Rush got particularly ugly during the debates about who among the young women who attended the “parties” that day would be invited back for the next round, thus narrowing the field from fifteen hundred to five hundred to one hundred fifty and then the final fifty, who’d receive bids. Names were brought up individually for discussion, and the process was agonizing and endless. Sisters would flee the room in tears so the rest of the house could discuss the fate of their biological, as in genetic sister, who was criticized for wearing pleather flats, or who made the mistake of admitting she slept at her boyfriend’s house the night before. Officially, the sorority discouraged catty comments of all kinds, so there was a shorthand among the most ruthless sisters to avoid being reprimanded. To be fair, Betsy knew that other people struggled with the process, but they seemed content just to keep their heads down and stay out of it. But that was the part that Betsy remembered most vividly, as she stood straddling that bike in the parking lot. She couldn’t ignore it.
“Y’all, I just think she’d be happier elsewhere,” someone would say, a handily coded euphemism for “not a chance.” The chapter president would call a name and open the floor for discussion and if the “scary balloon”—a helium balloon that Margie, a mean girl from Vero Beach, had scrawled a scowl on with a black Sharpie marker—rose above their heads like the Bat-Signal, they were doomed. Not everyone was in on the joke, but there were enough sisters who knew what it meant that their votes would add up, and, just like that, they tallied the raised hands and she was “happier elsewhere.” Margie once made a tearful speech at 2:00 a.m., after a blistering day of singing and talking trash about people, that revealed how her big-shot Daddy would not pay her annual dues if he knew that the biracial girl (Betsy would never forget: Shannon. Salutatorian. Macon.) had been offered a spot in his sweet angel’s sorority. Betsy was shocked by her own reaction, which was stunned silence by intimidation, and never forgave herself for not speaking up. Shannon eventually pledged a black sorority, and Betsy would find herself scanning the crowds between classes, searching for her face as she pedaled through campus, unsure of what she would say, if she’d say anything at all, if she found her. Their paths never crossed again.

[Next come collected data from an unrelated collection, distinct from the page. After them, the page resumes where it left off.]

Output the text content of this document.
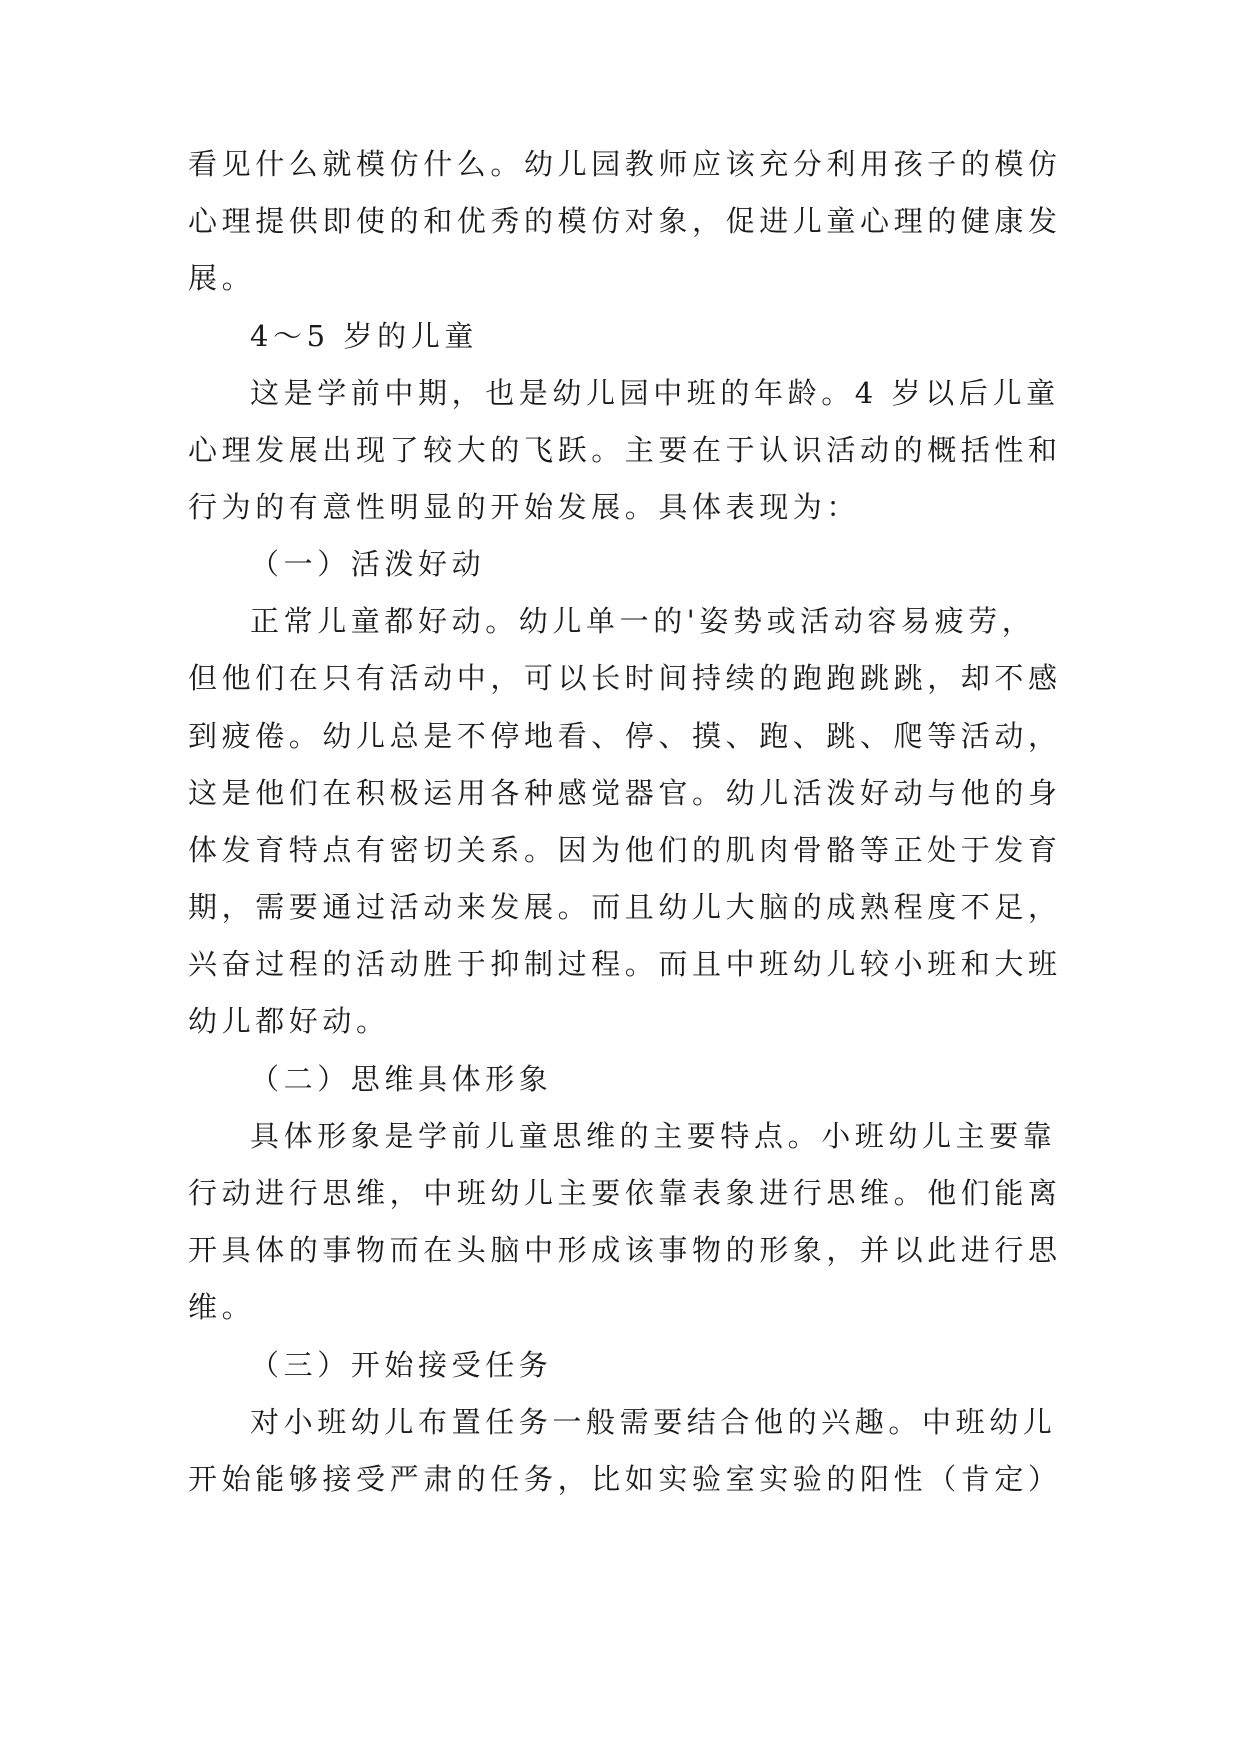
看见什么就模仿什么。幼儿园教师应该充分利用孩子的模仿
心理提供即使的和优秀的模仿对象，促进儿童心理的健康发
展。
4～5 岁的儿童
这是学前中期，也是幼儿园中班的年龄。4 岁以后儿童
心理发展出现了较大的飞跃。主要在于认识活动的概括性和
行为的有意性明显的开始发展。具体表现为：
（一）活泼好动
正常儿童都好动。幼儿单一的'姿势或活动容易疲劳，
但他们在只有活动中，可以长时间持续的跑跑跳跳，却不感
到疲倦。幼儿总是不停地看、停、摸、跑、跳、爬等活动，
这是他们在积极运用各种感觉器官。幼儿活泼好动与他的身
体发育特点有密切关系。因为他们的肌肉骨骼等正处于发育
期，需要通过活动来发展。而且幼儿大脑的成熟程度不足，
兴奋过程的活动胜于抑制过程。而且中班幼儿较小班和大班
幼儿都好动。
（二）思维具体形象
具体形象是学前儿童思维的主要特点。小班幼儿主要靠
行动进行思维，中班幼儿主要依靠表象进行思维。他们能离
开具体的事物而在头脑中形成该事物的形象，并以此进行思
维。
（三）开始接受任务
对小班幼儿布置任务一般需要结合他的兴趣。中班幼儿
开始能够接受严肃的任务，比如实验室实验的阳性（肯定）
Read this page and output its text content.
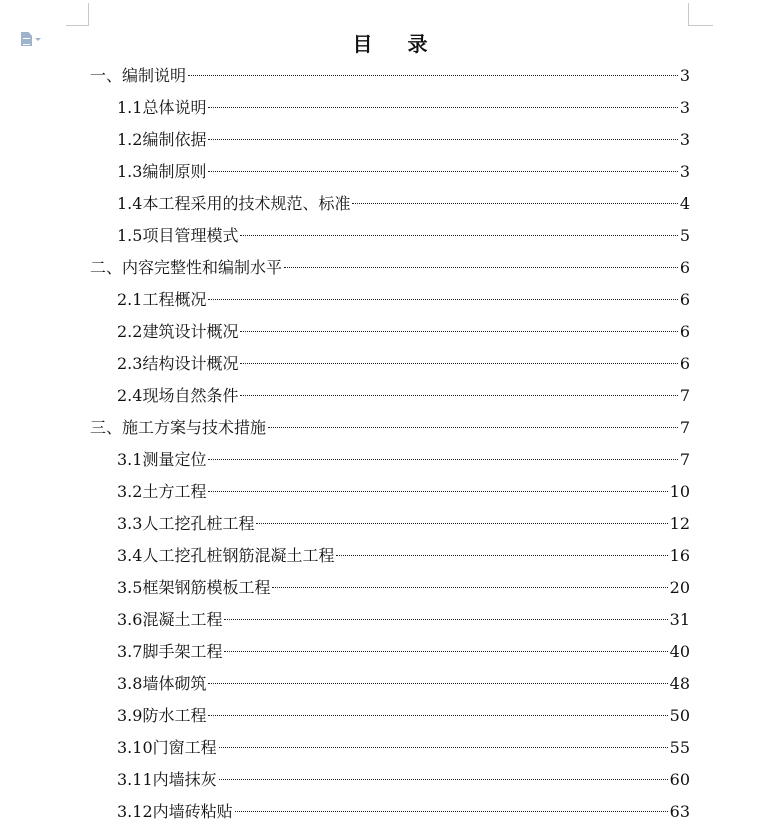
目 录
一、 编制说明	3
1.1 总体说明	3
1.2 编制依据	3
1.3 编制原则	3
1.4 本工程采用的技术规范、标准	4
1.5 项目管理模式	5
二、 内容完整性和编制水平	6
2.1 工程概况	6
2.2 建筑设计概况	6
2.3 结构设计概况	6
2.4 现场自然条件	7
三、 施工方案与技术措施	7
3.1 测量定位	7
3.2 土方工程	10
3.3 人工挖孔桩工程	12
3.4 人工挖孔桩钢筋混凝土工程	16
3.5 框架钢筋模板工程	20
3.6 混凝土工程	31
3.7 脚手架工程	40
3.8 墙体砌筑	48
3.9 防水工程	50
3.10 门窗工程	55
3.11 内墙抹灰	60
3.12 内墙砖粘贴	63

Betsy couldn’t explain why she’d endured rush in the first place, and she often ran through every possible excuse she could think of to justify it. She had some kind of bizarre obligation to her competitive streak. She’d never been able to resist wanting something that was perceived as hard to get, whether it was an A, or a cute guy, or a position on the drill team, or one of fifty coveted spots in a sorority pledge class. She wanted to make her mother proud. The school itself was so immense that she figured she’d need a way to shrink it in order to find a manageable circle of friends. She wanted people to think she was OK, that she was likable and popular, even though most of the time she felt anything but. She wanted a little of the magic, of the Ginnys and the Carolines with their surplus of charm. By surrounding herself with so many rows of perfect teeth, a hundred overachieving young women with respectable GPAs in cotton floral sundresses, Betsy felt special by proxy. Befriending Ginny cemented her status and made her think, for a little while at least, that all of those feelings of acceptance were true and real. When she followed Ginny and Caroline at a party, Betsy would catch the looks that were first cast on them and then lingered on her, the way people would pause to remember her face, to wonder who she was or if they’d ever seen her somewhere before. Betsy noticed how everyone, busy bartenders, campus traffic cops, even the guy at the Taco Bell drive-thru, treated her differently when she was with them.